Ex-PM disse não saber o motivo de estar envolvido no processo como réu. Disse que conhecia o Coronel Cavalcante, mas que não tinha vínculo de amizade. Foi segurança do deputado João Beltrão e chegou a receber o parlamentar em sua casa para fazer viagens. Detalhou que como militar fazia a segurança da Assembleia Legislativa, que designava PMs para fazer a segurança de deputados.
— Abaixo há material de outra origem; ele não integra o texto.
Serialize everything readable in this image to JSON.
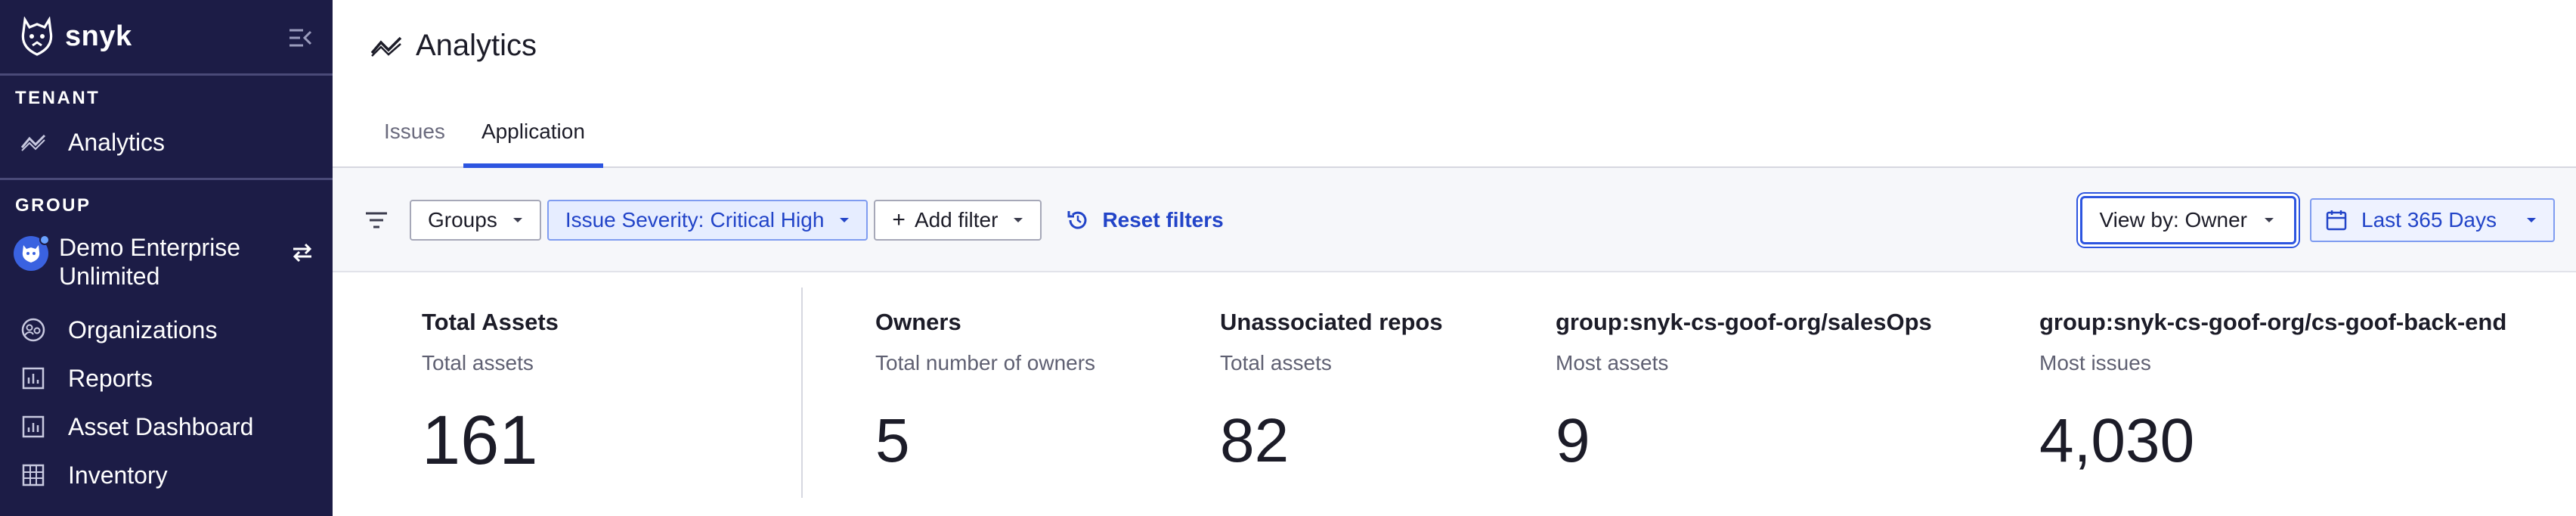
{
  "sidebar": {
    "logo_text": "snyk",
    "tenant_label": "TENANT",
    "tenant_items": [
      {
        "label": "Analytics",
        "icon": "analytics-trend-icon"
      }
    ],
    "group_label": "GROUP",
    "org_name": "Demo Enterprise Unlimited",
    "group_items": [
      {
        "label": "Organizations",
        "icon": "organizations-icon"
      },
      {
        "label": "Reports",
        "icon": "reports-icon"
      },
      {
        "label": "Asset Dashboard",
        "icon": "asset-dashboard-icon"
      },
      {
        "label": "Inventory",
        "icon": "inventory-grid-icon"
      }
    ]
  },
  "header": {
    "title": "Analytics",
    "tabs": [
      {
        "label": "Issues",
        "active": false
      },
      {
        "label": "Application",
        "active": true
      }
    ]
  },
  "filters": {
    "groups_label": "Groups",
    "severity_prefix": "Issue Severity:",
    "severity_value": "Critical High",
    "add_filter_label": "Add filter",
    "reset_label": "Reset filters",
    "view_by_label": "View by: Owner",
    "date_range_label": "Last 365 Days"
  },
  "metrics": [
    {
      "title": "Total Assets",
      "subtitle": "Total assets",
      "value": "161"
    },
    {
      "title": "Owners",
      "subtitle": "Total number of owners",
      "value": "5"
    },
    {
      "title": "Unassociated repos",
      "subtitle": "Total assets",
      "value": "82"
    },
    {
      "title": "group:snyk-cs-goof-org/salesOps",
      "subtitle": "Most assets",
      "value": "9"
    },
    {
      "title": "group:snyk-cs-goof-org/cs-goof-back-end",
      "subtitle": "Most issues",
      "value": "4,030"
    }
  ],
  "colors": {
    "sidebar_bg": "#1c1c46",
    "accent": "#2d55e0",
    "chip_blue_bg": "#e6edff",
    "link_blue": "#2244c8"
  }
}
Em 2008 foi condenado pelo assassinato do coordenador de Arrecadação Tributária da Secretaria da Fazenda, Silvio Viana, crime ocorrido no dia 28 de outubro de 1996. À época, Silva Filho arrolou Beltrão como testemunha de defesa. Segundo o ex-militar, ele estaria com o parlamentar no momento do assassinato do tributarista. Acusou Cavalcante de envolvimento na morte de Viana e de ter planejado o assassinato de Ébson Vasconcelos, o Êto, principal testemunha contra o ex-tenente-coronel no processo da morte do tributarista.

Êto foi executado com três tiros na cabeça, no Centro de Maceió, no início da tarde do dia 9 de novembro de 2002.

Daniel Luiz da Silva

Expulso da PM em 1998, hoje é comerciante e vende gás de cozinha. “Conheço o Coronel Cavalcante. Ele estava sendo acusado de receptação de veículo e pediu para dizer que eu que tinha vendido o carro a ele. Eu não quis”, afirmou, acrescentando que nunca trabalhou com João Beltrão e que soube da morte do Cabo Gonçalves apenas pela imprensa. Foi acusado da morte do bancário Dimas de Holanda Fonseca, morto a tiros no dia 3 de abril de 1997 em frente a um ponto de ônibus em Maceió. Vale destacar, que à época, o Ministério Público citou em sua denúncia também os réus Valdomiro dos Santos Barros e Eufrásio Tenório Dantas pela morte de Holanda. O crime teria sido cometido porque a vítima estava tendo um caso com uma suposta amante de João Beltrão.

Gangue Fardada

Sentença

Após dois dias de julgamento, terça e quarta-feira, os sete integrantes do Conselho de Setença do Tribunal do Júri absolveram os cinco réus. “Julgo improcedente a pretensão punitiva do Estado absolvendo os réus das imputações penais que lhes foram feitas neste processo. Revogo todas as medidas cautelares impostas aos réus. Não há prisão preventiva decretada. Após o trânsito em julgado, providencie-se a destruição de armas e munições eventualmente apreendidas neste processo”, assinalou na sentença o juiz Yulli Roter Maia.

O Ministério Público afirmou que vai reavaliar o caso para decidir se entrará ou não com recurso contra a decisão do júri.

Gangue Fardada

Tendo como principal liderança o ex-tenente-coronel Manoel Francisco Cavalcante, a Gangue Fardada era formada por policiais militares e ex-policiais de Alagoas e atuou durante no final dos anos 80 e início dos anos 90 em crimes de homicídio, assaltos, roubos de carga e sequestros no estado. Seus integrantes, a maioria a serviço de políticos, foram presos durante o governo de Manoel Gomes de Barros, em 1998.